To some of us, the stag bar at the 63-Club (later the China Seas, when the Navy took over its operation) was our home away from home -- the place where we gathered to unwind and be among friends.
It was sort of a cross between Cheers, from the TV series of the same name, and Monks, the diner on Seinfeld. Everybody knew your name and nobody was a stranger after his first visit. By your second or third visit, there was a good chance that Pete or Bobo, the regular bartenders, would have your usual drink ready by the time you made your way from the entrance to the bar.
It was located in a small building just a few yards away from the main entrance to the 63-Club. We'd sometimes stop by the stag bar for a quick cold one after work, then head over to the main club for something to eat. If you didn't want to make that trip, you could just order whatever you wanted to eat at the bar and the bartender would call it in.

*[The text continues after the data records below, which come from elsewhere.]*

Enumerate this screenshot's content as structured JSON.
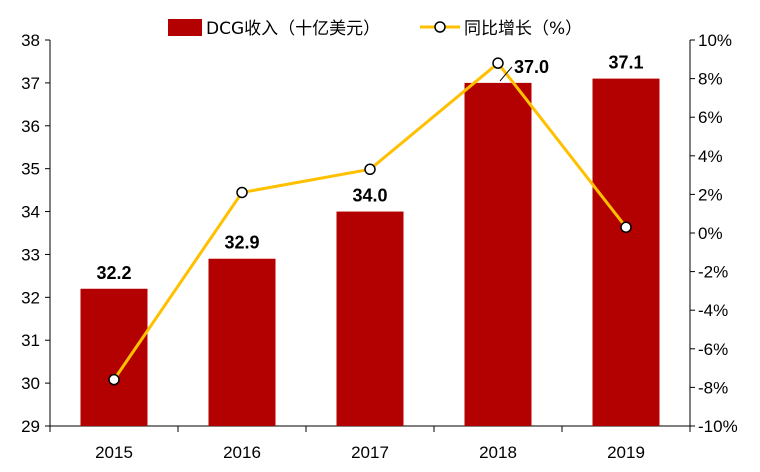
{
  "chart_data": {
    "type": "bar",
    "categories": [
      "2015",
      "2016",
      "2017",
      "2018",
      "2019"
    ],
    "series": [
      {
        "name": "DCG收入（十亿美元）",
        "type": "bar",
        "axis": "left",
        "color": "#B30000",
        "values": [
          32.2,
          32.9,
          34.0,
          37.0,
          37.1
        ],
        "labels": [
          "32.2",
          "32.9",
          "34.0",
          "37.0",
          "37.1"
        ]
      },
      {
        "name": "同比增长（%）",
        "type": "line",
        "axis": "right",
        "color": "#FFC000",
        "values": [
          -7.6,
          2.1,
          3.3,
          8.8,
          0.3
        ]
      }
    ],
    "y_left": {
      "min": 29,
      "max": 38,
      "ticks": [
        "29",
        "30",
        "31",
        "32",
        "33",
        "34",
        "35",
        "36",
        "37",
        "38"
      ]
    },
    "y_right": {
      "min": -10,
      "max": 10,
      "ticks": [
        "-10%",
        "-8%",
        "-6%",
        "-4%",
        "-2%",
        "0%",
        "2%",
        "4%",
        "6%",
        "8%",
        "10%"
      ]
    },
    "grid": false,
    "legend_position": "top"
  }
}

A few minutes later someone would deliver it or the bartender would make a quick run over to the kitchen to pick it up.
The stag bar was populated mostly by singles and a few of us married folks whose families were back in the States. It was a "safe" place for both groups. You could be yourself, have a good time, not spend very much money and mostly stay out of trouble. It was a refuge of sorts.

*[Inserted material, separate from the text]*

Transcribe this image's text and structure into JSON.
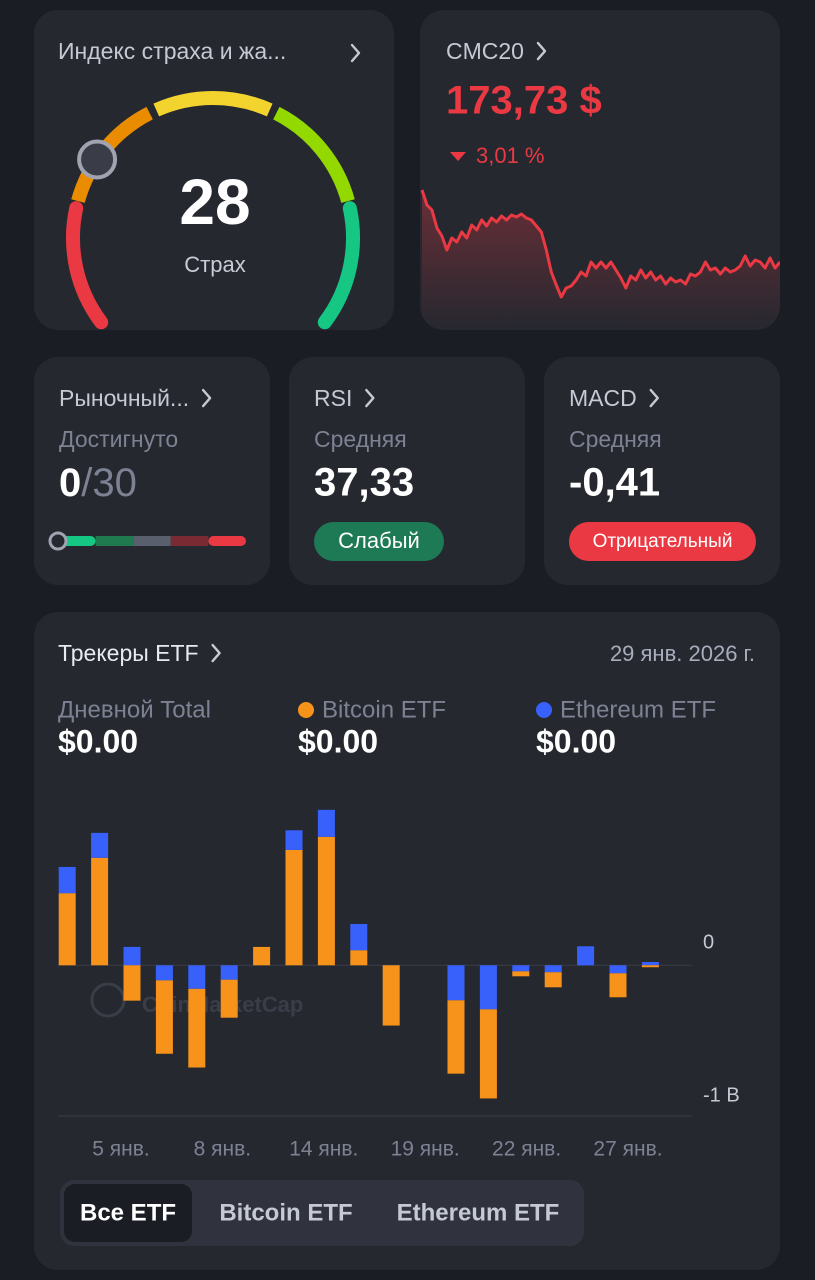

It was nothing fancy, just a few tables and booths, a couple of pool tables, a jukebox, a shuffleboard table and the bar along the back wall. Sometimes a card game or two -- mostly pinochle or blackjack -- would break out, often lasting all day on the weekends, with players shuffling in and out.
When I arrived there, it was a males-only environment. No wives, girlfriends, or anyone of the feminine persuasion was allowed, period. But one day the earth shifted on its axis. I remember clearly the afternoon when the door flew open and in walked a fit looking female who wasn't smiling. In her best command voice she proclaimed, "I am a petty officer in the United States Navy. I am going to sit at that bar over there and buy myself a drink." Everybody just went back to whatever they were doing and that was that. The next day a couple of other females wandered in and within a month the plate on the door was changed from Stag Bar to Casual Lounge. I don't think I ever saw that first female sailor in there again. I suppose she decided that she'd made her point and that was enough.
There was a brief period when someone set up a couple of beer cases to serve as a backstop at the end of one of the pool tables and craps became the game of the day. Some fairly serious money changed hands some nights and the club management (by then it was the Navy) banned the game within a month after it started. Most games were low stakes, like the occasional card games, but every now and then some of the players would get a little carried away.
There were occasional disagreements in the place from time to time, some of them pretty heated, but I never saw anything close to a fight or even a shoving match in the stag bar during all of my 15 months in Taipei.
We probably would have been better off spending all those hours doing something more constructive, but all things considered, my memories of the 63-Club/China Seas Club stag bar are very pleasant ones.